Building Methods and Tools for More Efficient Curation of Image Data

TweetShareEmail
By Rima Arnaout, MD
Rima Arnaout, MD
Rima Arnaout, MD

As a physician-scientist and a practicing cardiologist, UCSF Center for Intelligent Imaging (ci2) member Rima Arnaout, MD studies how machine learning and artificial intelligence (AI) can reduce diagnostic errors in medical imaging and lead to new insights on cardiovascular disease. “Machine learning models have great promise for solving problems in medical imaging, but they are only as good as the datasets they are trained on. Therefore, understanding what makes datasets diverse and informative is critical,” says Dr. Arnaout.

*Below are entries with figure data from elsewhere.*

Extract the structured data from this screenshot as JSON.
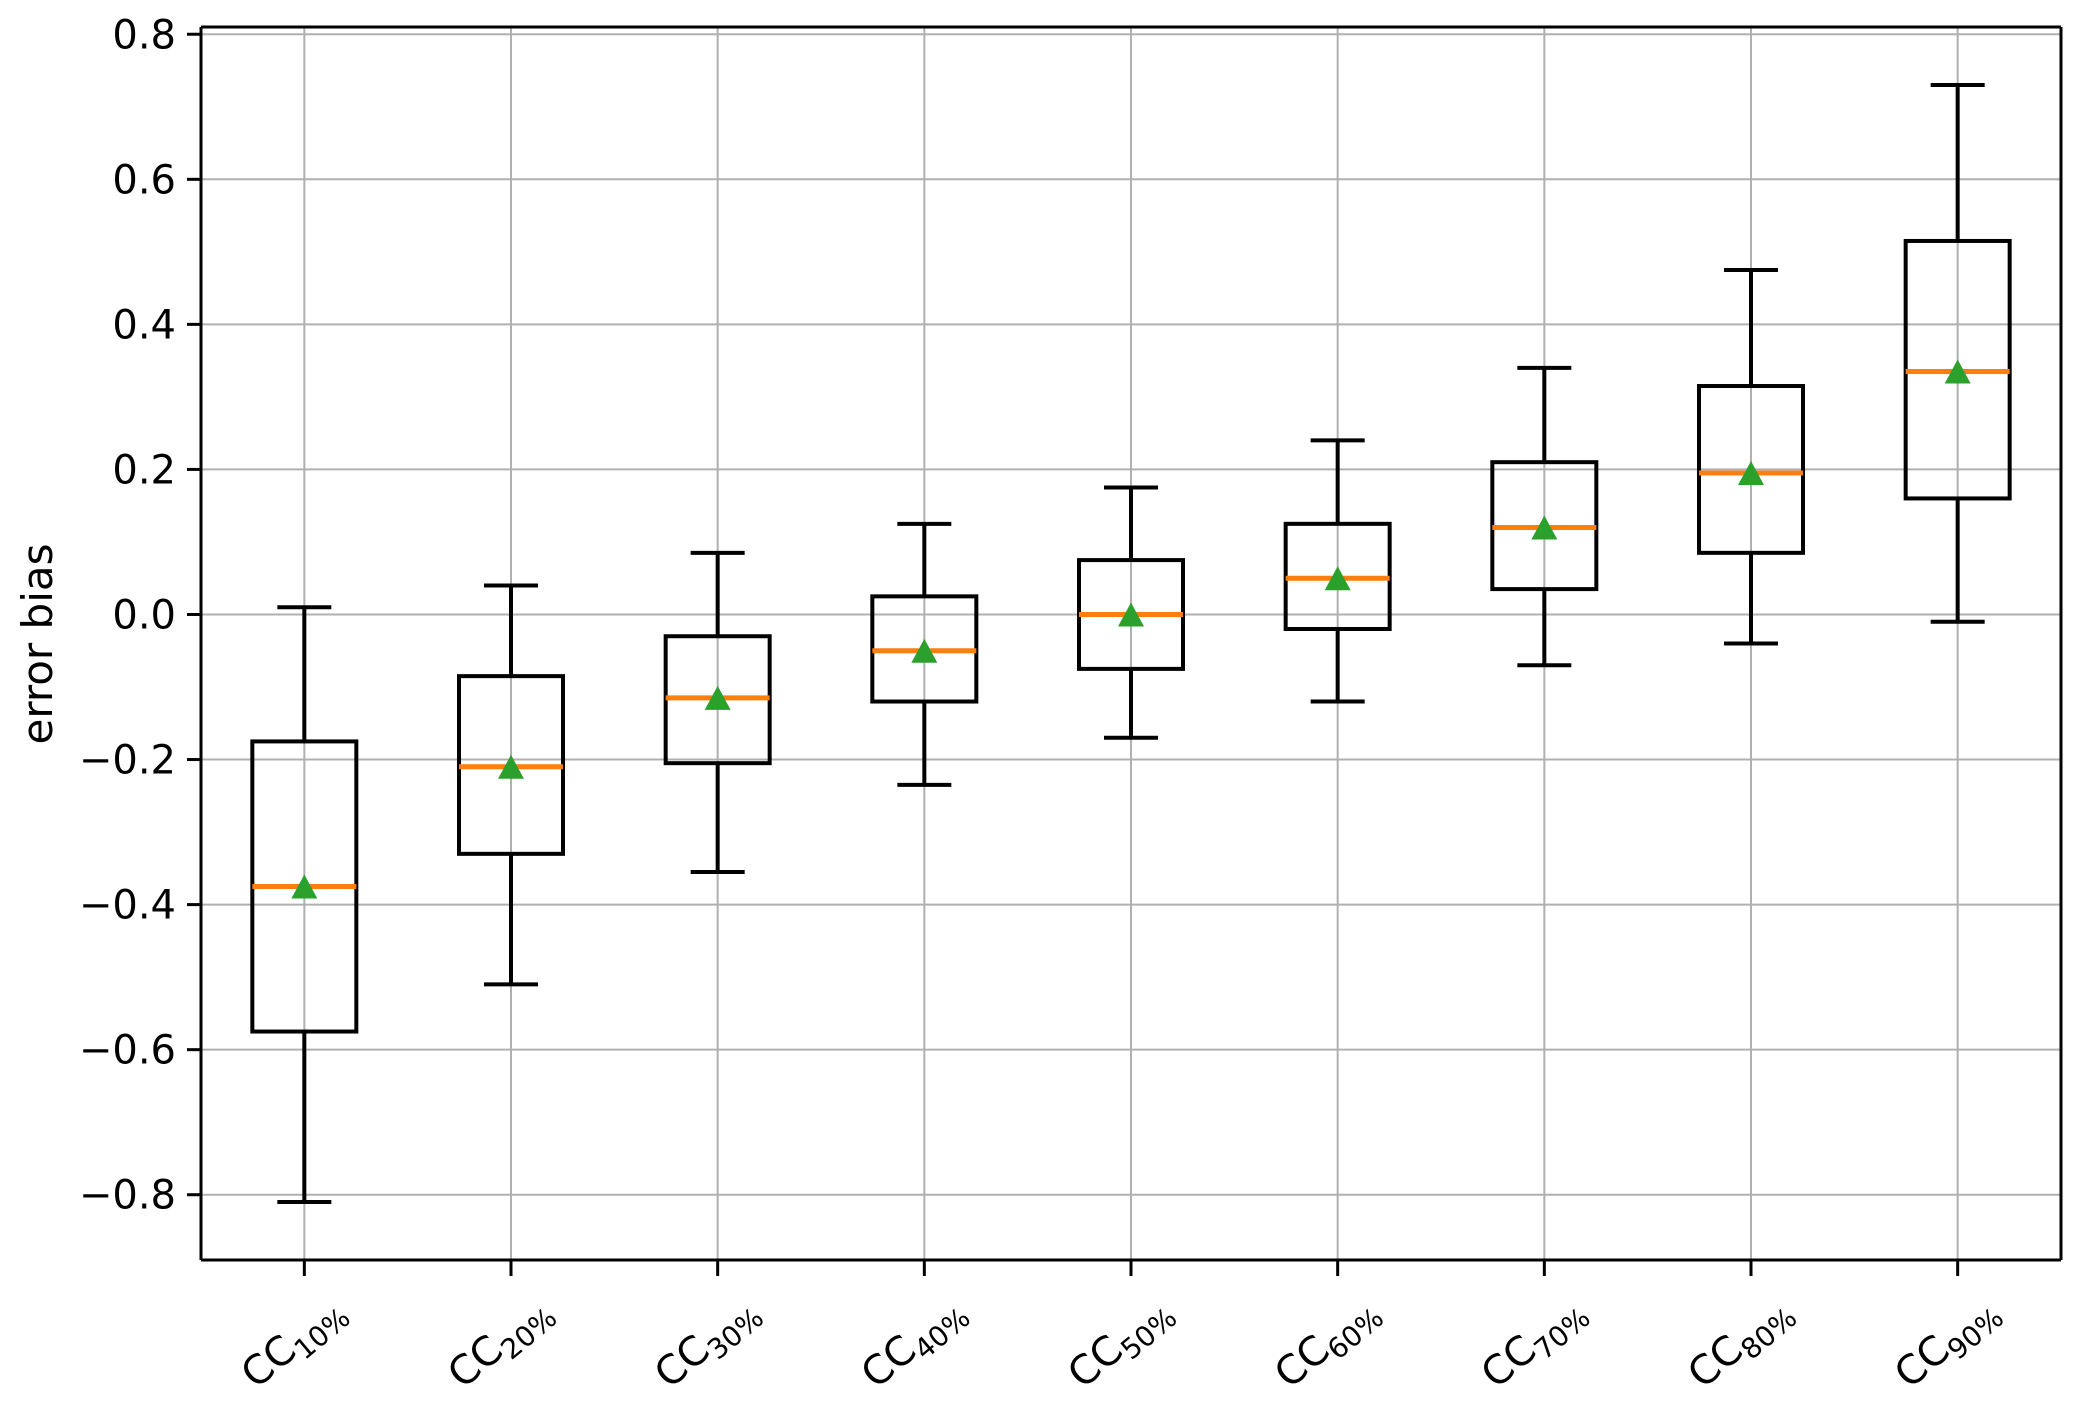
{
  "chart_data": {
    "type": "box",
    "title": "",
    "xlabel": "",
    "ylabel": "error bias",
    "grid": true,
    "legend": "none",
    "ylim": [
      -0.89,
      0.81
    ],
    "yticks": {
      "values": [
        0.8,
        0.6,
        0.4,
        0.2,
        0.0,
        -0.2,
        -0.4,
        -0.6,
        -0.8
      ],
      "labels": [
        "0.8",
        "0.6",
        "0.4",
        "0.2",
        "0.0",
        "−0.2",
        "−0.4",
        "−0.6",
        "−0.8"
      ]
    },
    "categories": [
      "CC10%",
      "CC20%",
      "CC30%",
      "CC40%",
      "CC50%",
      "CC60%",
      "CC70%",
      "CC80%",
      "CC90%"
    ],
    "xtick_rotation_deg": -40,
    "boxes": [
      {
        "label_main": "CC",
        "label_sub": "10%",
        "whislo": -0.81,
        "q1": -0.575,
        "med": -0.375,
        "mean": -0.375,
        "q3": -0.175,
        "whishi": 0.01
      },
      {
        "label_main": "CC",
        "label_sub": "20%",
        "whislo": -0.51,
        "q1": -0.33,
        "med": -0.21,
        "mean": -0.21,
        "q3": -0.085,
        "whishi": 0.04
      },
      {
        "label_main": "CC",
        "label_sub": "30%",
        "whislo": -0.355,
        "q1": -0.205,
        "med": -0.115,
        "mean": -0.115,
        "q3": -0.03,
        "whishi": 0.085
      },
      {
        "label_main": "CC",
        "label_sub": "40%",
        "whislo": -0.235,
        "q1": -0.12,
        "med": -0.05,
        "mean": -0.05,
        "q3": 0.025,
        "whishi": 0.125
      },
      {
        "label_main": "CC",
        "label_sub": "50%",
        "whislo": -0.17,
        "q1": -0.075,
        "med": 0.0,
        "mean": 0.0,
        "q3": 0.075,
        "whishi": 0.175
      },
      {
        "label_main": "CC",
        "label_sub": "60%",
        "whislo": -0.12,
        "q1": -0.02,
        "med": 0.05,
        "mean": 0.05,
        "q3": 0.125,
        "whishi": 0.24
      },
      {
        "label_main": "CC",
        "label_sub": "70%",
        "whislo": -0.07,
        "q1": 0.035,
        "med": 0.12,
        "mean": 0.12,
        "q3": 0.21,
        "whishi": 0.34
      },
      {
        "label_main": "CC",
        "label_sub": "80%",
        "whislo": -0.04,
        "q1": 0.085,
        "med": 0.195,
        "mean": 0.195,
        "q3": 0.315,
        "whishi": 0.475
      },
      {
        "label_main": "CC",
        "label_sub": "90%",
        "whislo": -0.01,
        "q1": 0.16,
        "med": 0.335,
        "mean": 0.335,
        "q3": 0.515,
        "whishi": 0.73
      }
    ],
    "colors": {
      "box_edge": "#000000",
      "median": "#ff7f0e",
      "mean_marker": "#2ca02c",
      "grid": "#b0b0b0",
      "spine": "#000000",
      "background": "#ffffff"
    }
  }
}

“A practice known as instance selection is useful as it prioritizes labeling those datapoints that are most likely to improve a model’s performance – but to date, instance selection hasn’t been extensively applied to imaging,” says Dr. Arnaout. Recently, the team released a preprint* introducing ENRICH, a method that selects images for labeling based on how much novelty each image adds to the growing training set.

In implementing ENRICH, the team uses cosine similarity between autoencoder embeddings to measure that novelty described above. Their preprint shows that ENRICH can achieve nearly maximal performance on classification and segmentation tasks using only a fraction of available images and outperforms the default practice of selecting images at random. “Importantly, requiring less data can help alleviate the burden of data labeling from busy clinicians,” says collaborator Dr. Ramy Arnaout.

“But of course, there’s still more work to be done,” says Dr. Arnaout. Happily, the team was recently awarded a grant entitled “Methods and Tools for Dataset Quality for Biomedical Imaging” from the Gordon and Betty Moore Foundation to continue this important work to meaningfully measure the content and quality of large imaging datasets used in machine learning applications in health care.


*Collaborators on this project include Erin Chinn, MS, data scientist and member of the Arnaout Lab at UCSF; Ramy Arnaout, MD, PhD, director of the Arnaout Laboratory for Immunomics at the Beth Israel Deaconess Medical Center (BIDMC) and Rohit Arora, PhD, former member of the Arnaout Lab and current research scientist at Iktos, Inc.